Splice junction spliced read counts, as measured by RNA-Seq. Predictions are for all possible pairings of at most 512 donors and 512 acceptors from each strand in the requested interval, where the position of donors and acceptors along the input sequence is given by predictions of splice site positions.

Normalized junction signal

1bp

282

734

SPLICE_SITE_USAGE

Fraction of transcripts using a splice site, as measured by RNA-seq. All reads that span a given splice site are considered, and we predict the fraction of these that use the site (donor or acceptor).

Fraction

1bp

282

734

CONTACT_MAPS

Relative frequency of physical contact between pairwise positions (symmetric), derived from chromatin contact maps (Micro-C and Hi-C assays). Values are coarse-grained and normalized by removing the off-diagonal power law decay (as also done in Zhou, J. 2022).

Log-fold over genomic distance-based expectation

2048bp

12

28

Track metadata#

To access the metadata describing each track for human outputs use:

output_metadata = dna_model.output_metadata(
    organism=dna_client.Organism.HOMO_SAPIENS
)

Each predicted output type (e.g., RNA_SEQ) contains metadata in a DataFrame: output_metadata.rna_seq

Each row of the DataFrame corresponds to a ‘track’, and each column contains key information for biological interpretation such as:

  • name: Name of the track. Example: CL:0000047 polyA plus RNA-seq.

  • strand Strand of the track, either positive (+), negative (+), or unstranded (.).

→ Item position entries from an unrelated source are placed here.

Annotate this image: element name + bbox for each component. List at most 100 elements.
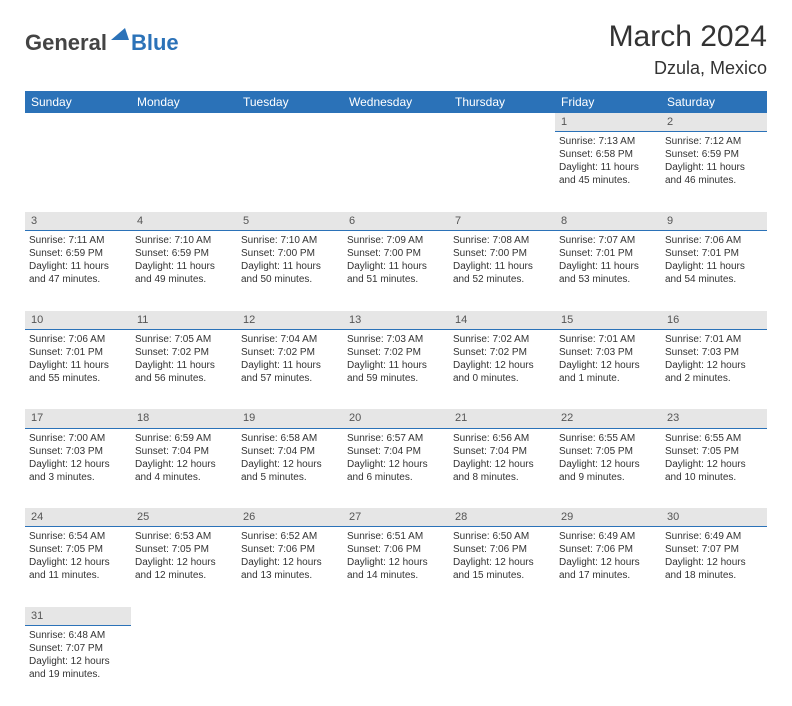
day-cell: Sunrise: 6:57 AM Sunset: 7:04 PM Dayligh… — [343, 428, 449, 508]
day-content-row: Sunrise: 6:54 AM Sunset: 7:05 PM Dayligh… — [25, 527, 767, 607]
day-text: Sunrise: 6:51 AM Sunset: 7:06 PM Dayligh… — [347, 530, 445, 582]
day-text: Sunrise: 7:06 AM Sunset: 7:01 PM Dayligh… — [665, 234, 763, 286]
day-text: Sunrise: 6:49 AM Sunset: 7:06 PM Dayligh… — [559, 530, 657, 582]
day-cell — [237, 132, 343, 212]
day-cell: Sunrise: 7:09 AM Sunset: 7:00 PM Dayligh… — [343, 231, 449, 311]
day-number: 14 — [449, 311, 555, 330]
day-cell — [661, 626, 767, 706]
day-text: Sunrise: 6:50 AM Sunset: 7:06 PM Dayligh… — [453, 530, 551, 582]
day-number: 26 — [237, 508, 343, 527]
day-text: Sunrise: 6:52 AM Sunset: 7:06 PM Dayligh… — [241, 530, 339, 582]
day-number — [237, 607, 343, 626]
day-content-row: Sunrise: 7:11 AM Sunset: 6:59 PM Dayligh… — [25, 231, 767, 311]
day-text: Sunrise: 7:00 AM Sunset: 7:03 PM Dayligh… — [29, 432, 127, 484]
day-number: 5 — [237, 212, 343, 231]
day-number — [449, 113, 555, 132]
day-number: 8 — [555, 212, 661, 231]
day-cell: Sunrise: 6:50 AM Sunset: 7:06 PM Dayligh… — [449, 527, 555, 607]
day-number: 21 — [449, 409, 555, 428]
day-text: Sunrise: 7:12 AM Sunset: 6:59 PM Dayligh… — [665, 135, 763, 187]
day-number: 2 — [661, 113, 767, 132]
day-text: Sunrise: 6:55 AM Sunset: 7:05 PM Dayligh… — [665, 432, 763, 484]
day-cell: Sunrise: 7:08 AM Sunset: 7:00 PM Dayligh… — [449, 231, 555, 311]
day-cell: Sunrise: 7:01 AM Sunset: 7:03 PM Dayligh… — [555, 329, 661, 409]
day-number: 28 — [449, 508, 555, 527]
daynum-row: 24252627282930 — [25, 508, 767, 527]
day-cell — [343, 132, 449, 212]
daynum-row: 12 — [25, 113, 767, 132]
day-text: Sunrise: 7:05 AM Sunset: 7:02 PM Dayligh… — [135, 333, 233, 385]
day-cell: Sunrise: 6:59 AM Sunset: 7:04 PM Dayligh… — [131, 428, 237, 508]
day-cell — [449, 626, 555, 706]
day-number: 11 — [131, 311, 237, 330]
day-text: Sunrise: 7:10 AM Sunset: 6:59 PM Dayligh… — [135, 234, 233, 286]
day-number — [343, 113, 449, 132]
weekday-header: Saturday — [661, 91, 767, 113]
day-content-row: Sunrise: 7:13 AM Sunset: 6:58 PM Dayligh… — [25, 132, 767, 212]
day-text: Sunrise: 6:53 AM Sunset: 7:05 PM Dayligh… — [135, 530, 233, 582]
day-content-row: Sunrise: 7:00 AM Sunset: 7:03 PM Dayligh… — [25, 428, 767, 508]
day-text: Sunrise: 6:56 AM Sunset: 7:04 PM Dayligh… — [453, 432, 551, 484]
day-number: 3 — [25, 212, 131, 231]
day-cell — [131, 626, 237, 706]
day-text: Sunrise: 7:06 AM Sunset: 7:01 PM Dayligh… — [29, 333, 127, 385]
day-number: 27 — [343, 508, 449, 527]
weekday-header: Sunday — [25, 91, 131, 113]
day-cell — [343, 626, 449, 706]
day-number: 13 — [343, 311, 449, 330]
day-cell: Sunrise: 7:01 AM Sunset: 7:03 PM Dayligh… — [661, 329, 767, 409]
day-number — [25, 113, 131, 132]
day-number: 22 — [555, 409, 661, 428]
day-number: 24 — [25, 508, 131, 527]
day-number: 4 — [131, 212, 237, 231]
day-cell: Sunrise: 7:10 AM Sunset: 7:00 PM Dayligh… — [237, 231, 343, 311]
day-number: 16 — [661, 311, 767, 330]
header: General Blue March 2024 Dzula, Mexico — [25, 20, 767, 79]
day-number: 1 — [555, 113, 661, 132]
day-number: 30 — [661, 508, 767, 527]
day-cell: Sunrise: 6:56 AM Sunset: 7:04 PM Dayligh… — [449, 428, 555, 508]
month-title: March 2024 — [609, 20, 767, 54]
day-text: Sunrise: 6:49 AM Sunset: 7:07 PM Dayligh… — [665, 530, 763, 582]
daynum-row: 3456789 — [25, 212, 767, 231]
day-cell: Sunrise: 6:49 AM Sunset: 7:07 PM Dayligh… — [661, 527, 767, 607]
day-number: 17 — [25, 409, 131, 428]
day-cell: Sunrise: 7:00 AM Sunset: 7:03 PM Dayligh… — [25, 428, 131, 508]
day-text: Sunrise: 7:08 AM Sunset: 7:00 PM Dayligh… — [453, 234, 551, 286]
day-number: 20 — [343, 409, 449, 428]
title-block: March 2024 Dzula, Mexico — [609, 20, 767, 79]
day-cell: Sunrise: 7:02 AM Sunset: 7:02 PM Dayligh… — [449, 329, 555, 409]
day-cell: Sunrise: 6:48 AM Sunset: 7:07 PM Dayligh… — [25, 626, 131, 706]
day-cell: Sunrise: 7:07 AM Sunset: 7:01 PM Dayligh… — [555, 231, 661, 311]
weekday-header: Monday — [131, 91, 237, 113]
day-text: Sunrise: 6:57 AM Sunset: 7:04 PM Dayligh… — [347, 432, 445, 484]
day-text: Sunrise: 7:11 AM Sunset: 6:59 PM Dayligh… — [29, 234, 127, 286]
day-number: 25 — [131, 508, 237, 527]
day-content-row: Sunrise: 6:48 AM Sunset: 7:07 PM Dayligh… — [25, 626, 767, 706]
day-number: 7 — [449, 212, 555, 231]
day-cell: Sunrise: 7:11 AM Sunset: 6:59 PM Dayligh… — [25, 231, 131, 311]
day-text: Sunrise: 7:09 AM Sunset: 7:00 PM Dayligh… — [347, 234, 445, 286]
day-cell: Sunrise: 7:04 AM Sunset: 7:02 PM Dayligh… — [237, 329, 343, 409]
day-number: 23 — [661, 409, 767, 428]
day-text: Sunrise: 7:01 AM Sunset: 7:03 PM Dayligh… — [665, 333, 763, 385]
day-cell: Sunrise: 6:55 AM Sunset: 7:05 PM Dayligh… — [661, 428, 767, 508]
day-cell: Sunrise: 6:49 AM Sunset: 7:06 PM Dayligh… — [555, 527, 661, 607]
day-number: 18 — [131, 409, 237, 428]
day-cell — [555, 626, 661, 706]
day-cell — [131, 132, 237, 212]
day-cell: Sunrise: 7:10 AM Sunset: 6:59 PM Dayligh… — [131, 231, 237, 311]
day-cell: Sunrise: 7:06 AM Sunset: 7:01 PM Dayligh… — [25, 329, 131, 409]
day-cell — [25, 132, 131, 212]
day-cell — [449, 132, 555, 212]
day-number — [131, 607, 237, 626]
location: Dzula, Mexico — [609, 58, 767, 79]
weekday-header: Tuesday — [237, 91, 343, 113]
day-text: Sunrise: 6:48 AM Sunset: 7:07 PM Dayligh… — [29, 629, 127, 681]
day-cell — [237, 626, 343, 706]
day-number: 29 — [555, 508, 661, 527]
day-cell: Sunrise: 7:06 AM Sunset: 7:01 PM Dayligh… — [661, 231, 767, 311]
day-text: Sunrise: 6:55 AM Sunset: 7:05 PM Dayligh… — [559, 432, 657, 484]
brand-part1: General — [25, 30, 107, 56]
brand-logo: General Blue — [25, 30, 179, 56]
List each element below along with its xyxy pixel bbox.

  • ontology_curie: A string ID representing the ontology term corresponding to the biosample. Example: CL:0000100.

  • biosample_name: Plain text description of the biosample. Example: motor neuron.

For a full list of metadata columns available for each output type, please see the navigating data ontologies notebook, which demonstrates how to access and browse track metadata.

Note

For SPLICE_JUNCTION outputs the strand information is a property of a junction rather than a track, so the metadata for this output type will show half as many rows as reported in the above table.

Additional track metadata#

Some output types contain additional columns. For example, OutputMetadata.rna_seq and OutputMetadata.splice_sites also contain a gtex_tissue column, which is populated for the tracks that make predictions for the tissues sampled in the GTEx project Consortium [2020].

Note

For one tissue, ’Brain - Cerebellar hemisphere’, we used an alternative Uberon ID to that was provided in the GTEx documentation (‘UBERON:0002037’), to reflect Uberon’s ID for cerebellar hemisphere: ‘UBERON:0002245’.